SEC. 5. Treatment of foreign corporations managed and controlled in the United States as domestic corporations.

(a) In general.—Section 7701 is amended by redesignating subsection (p) as subsection (q) and by inserting after subsection (o) the following new subsection:

“(p) Certain corporations managed and controlled in the United States treated as domestic for income tax.—

“(1) IN GENERAL.—Notwithstanding subsection (a)(4), in the case of a corporation described in paragraph (2) if—

“(A) the corporation would not otherwise be treated as a domestic corporation for purposes of this title, but

“(B) the management and control of the corporation occurs, directly or indirectly, primarily within the United States,

then, solely for purposes of chapter 1 (and any other provision of this title relating to chapter 1), the corporation shall be treated as a domestic corporation.

“(2) CORPORATION DESCRIBED.—

“(A) IN GENERAL.—A corporation is described in this paragraph if—

“(i) the stock of such corporation is regularly traded on an established securities market, or

“(ii) the aggregate gross assets of such corporation (or any predecessor thereof), including assets under management for investors, whether held directly or indirectly, at any time during the taxable year or any preceding taxable year is $50,000,000 or more.

“(B) GENERAL EXCEPTION.—A corporation shall not be treated as described in this paragraph if—

“(i) such corporation was treated as a corporation described in this paragraph in a preceding taxable year,

“(ii) such corporation—

“(I) is not regularly traded on an established securities market, and

“(II) has, and is reasonably expected to continue to have, aggregate gross assets (including assets under management for investors, whether held directly or indirectly) of less than $50,000,000, and

“(iii) the Secretary grants a waiver to such corporation under this subparagraph.

“(3) MANAGEMENT AND CONTROL.—

“(A) IN GENERAL.—The Secretary shall prescribe regulations for purposes of determining cases in which the management and control of a corporation is to be treated as occurring primarily within the United States.

“(B) EXECUTIVE OFFICERS AND SENIOR MANAGEMENT.—Such regulations shall provide that—

“(i) the management and control of a corporation shall be treated as occurring primarily within the United States if substantially all of the executive officers and senior management of the corporation who exercise day-to-day responsibility for making decisions involving strategic, financial, and operational policies of the corporation are located primarily within the United States, and

“(ii) individuals who are not executive officers and senior management of the corporation (including individuals who are officers or employees of other corporations in the same chain of corporations as the corporation) shall be treated as executive officers and senior management if such individuals exercise the day-to-day responsibilities of the corporation described in clause (i).
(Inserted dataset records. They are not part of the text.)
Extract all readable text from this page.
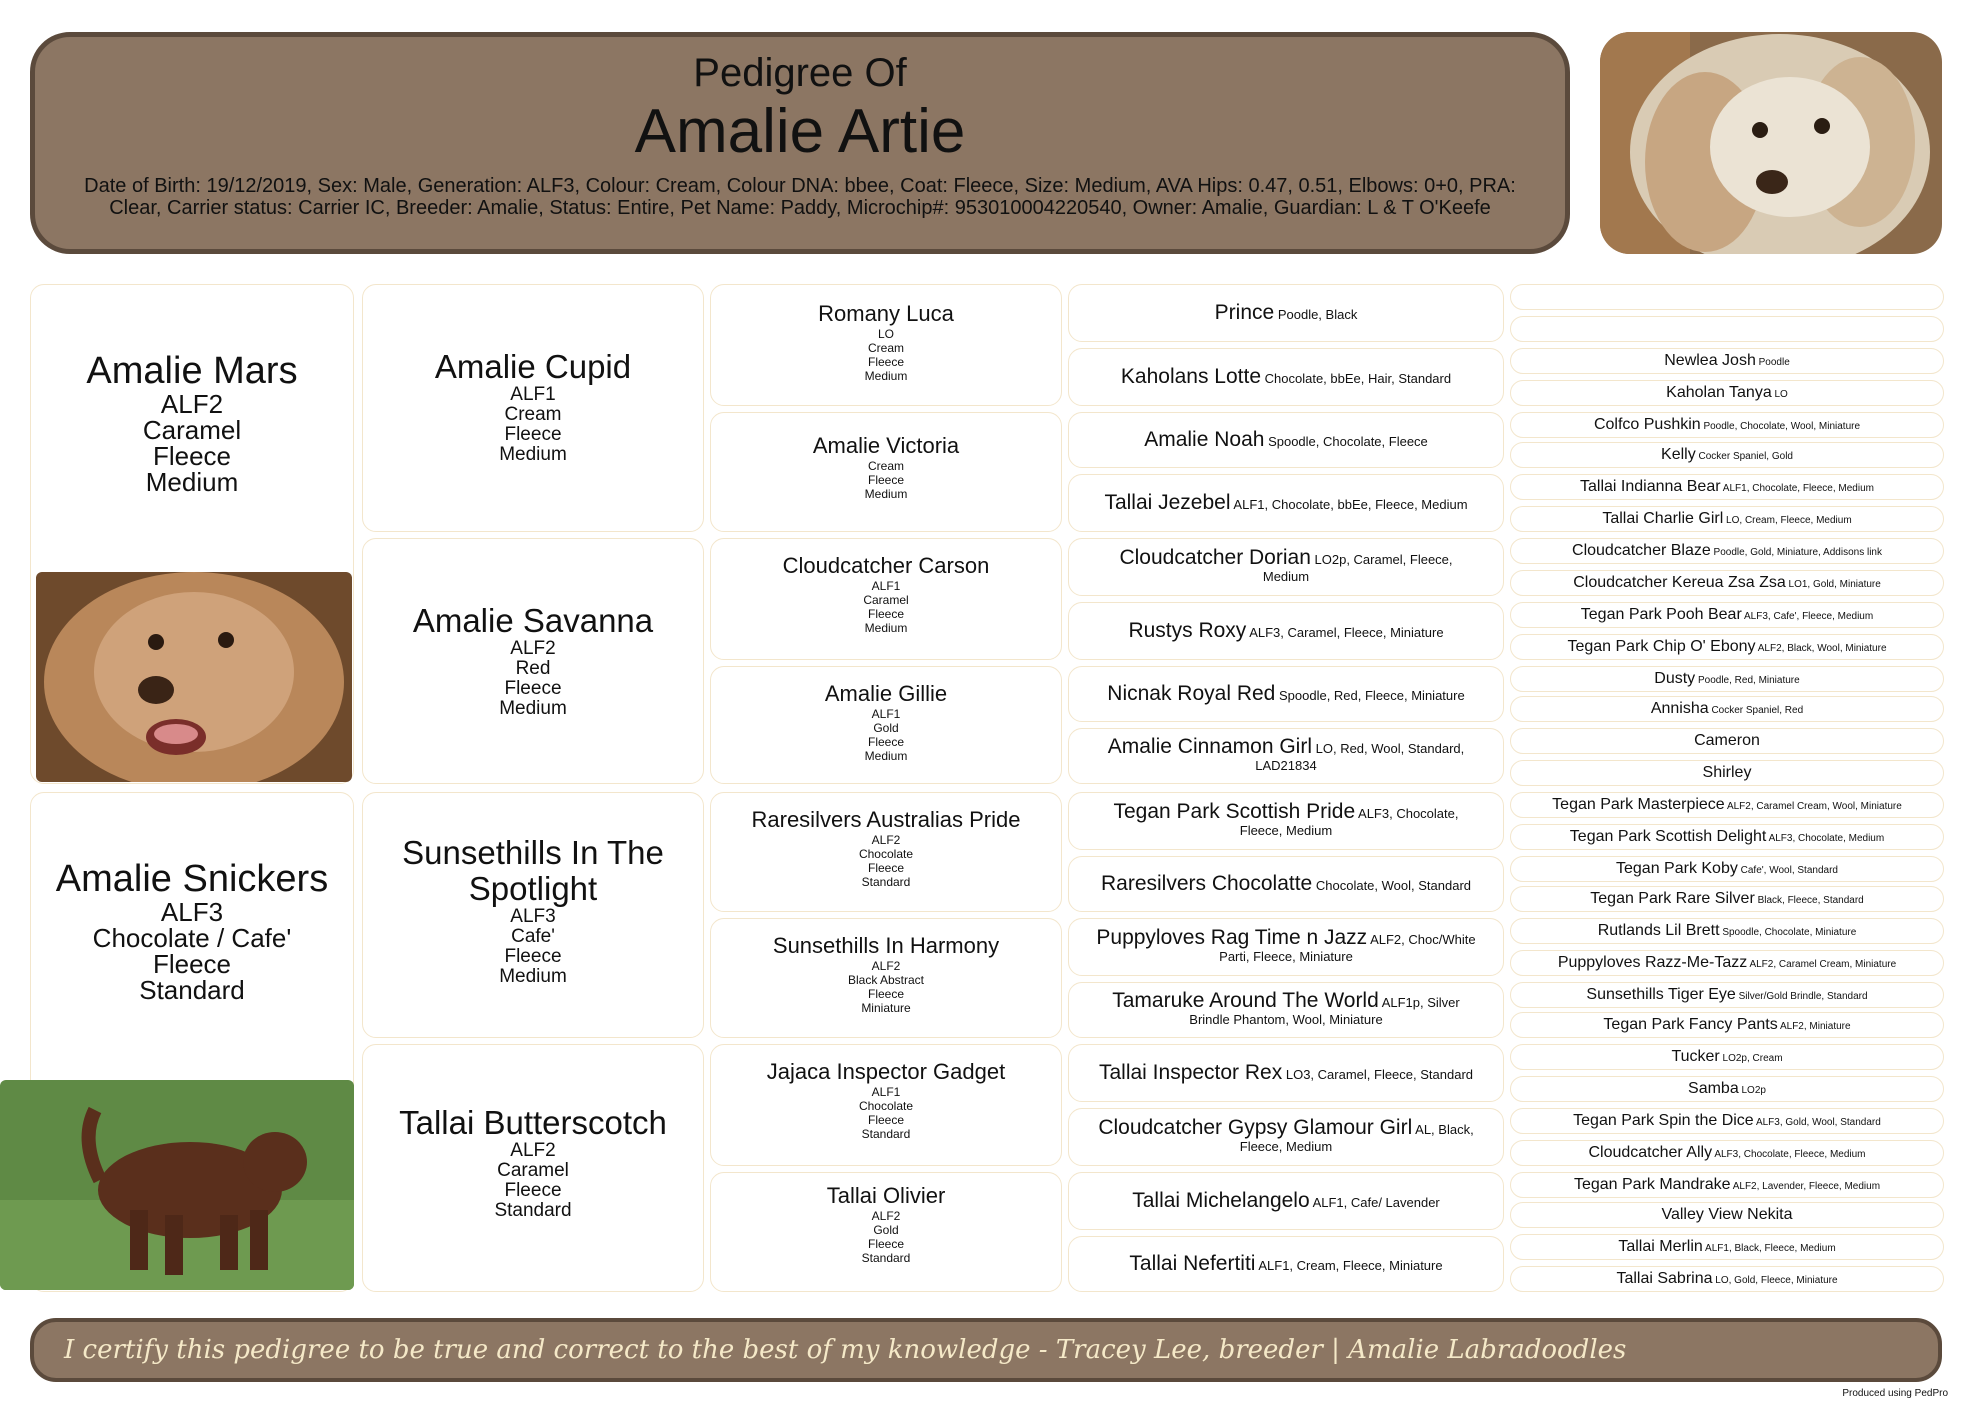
Pedigree Of
Amalie Artie
Date of Birth: 19/12/2019, Sex: Male, Generation: ALF3, Colour: Cream, Colour DNA: bbee, Coat: Fleece, Size: Medium, AVA Hips: 0.47, 0.51, Elbows: 0+0, PRA: Clear, Carrier status: Carrier IC, Breeder: Amalie, Status: Entire, Pet Name: Paddy, Microchip#: 953010004220540, Owner: Amalie, Guardian: L & T O'Keefe
Amalie Mars
ALF2
Caramel
Fleece
Medium
Amalie Snickers
ALF3
Chocolate / Cafe'
Fleece
Standard
Amalie Cupid
ALF1
Cream
Fleece
Medium
Amalie Savanna
ALF2
Red
Fleece
Medium
Sunsethills In The Spotlight
ALF3
Cafe'
Fleece
Medium
Tallai Butterscotch
ALF2
Caramel
Fleece
Standard
Romany Luca
LO
Cream
Fleece
Medium
Amalie Victoria
Cream
Fleece
Medium
Cloudcatcher Carson
ALF1
Caramel
Fleece
Medium
Amalie Gillie
ALF1
Gold
Fleece
Medium
Raresilvers Australias Pride
ALF2
Chocolate
Fleece
Standard
Sunsethills In Harmony
ALF2
Black Abstract
Fleece
Miniature
Jajaca Inspector Gadget
ALF1
Chocolate
Fleece
Standard
Tallai Olivier
ALF2
Gold
Fleece
Standard
Prince Poodle, Black
Kaholans Lotte Chocolate, bbEe, Hair, Standard
Amalie Noah Spoodle, Chocolate, Fleece
Tallai Jezebel ALF1, Chocolate, bbEe, Fleece, Medium
Cloudcatcher Dorian LO2p, Caramel, Fleece,
Medium
Rustys Roxy ALF3, Caramel, Fleece, Miniature
Nicnak Royal Red Spoodle, Red, Fleece, Miniature
Amalie Cinnamon Girl LO, Red, Wool, Standard,
LAD21834
Tegan Park Scottish Pride ALF3, Chocolate,
Fleece, Medium
Raresilvers Chocolatte Chocolate, Wool, Standard
Puppyloves Rag Time n Jazz ALF2, Choc/White
Parti, Fleece, Miniature
Tamaruke Around The World ALF1p, Silver
Brindle Phantom, Wool, Miniature
Tallai Inspector Rex LO3, Caramel, Fleece, Standard
Cloudcatcher Gypsy Glamour Girl AL, Black,
Fleece, Medium
Tallai Michelangelo ALF1, Cafe/ Lavender
Tallai Nefertiti ALF1, Cream, Fleece, Miniature
Newlea Josh Poodle
Kaholan Tanya LO
Colfco Pushkin Poodle, Chocolate, Wool, Miniature
Kelly Cocker Spaniel, Gold
Tallai Indianna Bear ALF1, Chocolate, Fleece, Medium
Tallai Charlie Girl LO, Cream, Fleece, Medium
Cloudcatcher Blaze Poodle, Gold, Miniature, Addisons link
Cloudcatcher Kereua Zsa Zsa LO1, Gold, Miniature
Tegan Park Pooh Bear ALF3, Cafe', Fleece, Medium
Tegan Park Chip O' Ebony ALF2, Black, Wool, Miniature
Dusty Poodle, Red, Miniature
Annisha Cocker Spaniel, Red
Cameron
Shirley
Tegan Park Masterpiece ALF2, Caramel Cream, Wool, Miniature
Tegan Park Scottish Delight ALF3, Chocolate, Medium
Tegan Park Koby Cafe', Wool, Standard
Tegan Park Rare Silver Black, Fleece, Standard
Rutlands Lil Brett Spoodle, Chocolate, Miniature
Puppyloves Razz-Me-Tazz ALF2, Caramel Cream, Miniature
Sunsethills Tiger Eye Silver/Gold Brindle, Standard
Tegan Park Fancy Pants ALF2, Miniature
Tucker LO2p, Cream
Samba LO2p
Tegan Park Spin the Dice ALF3, Gold, Wool, Standard
Cloudcatcher Ally ALF3, Chocolate, Fleece, Medium
Tegan Park Mandrake ALF2, Lavender, Fleece, Medium
Valley View Nekita
Tallai Merlin ALF1, Black, Fleece, Medium
Tallai Sabrina LO, Gold, Fleece, Miniature
I certify this pedigree to be true and correct to the best of my knowledge - Tracey Lee, breeder | Amalie Labradoodles
Produced using PedPro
“(C) CORPORATIONS PRIMARILY HOLDING INVESTMENT ASSETS.—Such regulations shall also provide that the management and control of a corporation shall be treated as occurring primarily within the United States if—

“(i) the assets of such corporation (directly or indirectly) consist primarily of assets being managed on behalf of investors, and

“(ii) decisions about how to invest the assets are made in the United States.”.

(b) Effective date.—The amendments made by this section shall apply to taxable years beginning on or after the date which is 2 years after the date of the enactment of this Act, whether or not regulations are issued under section 7701(p)(3) of the Internal Revenue Code of 1986, as added by this section.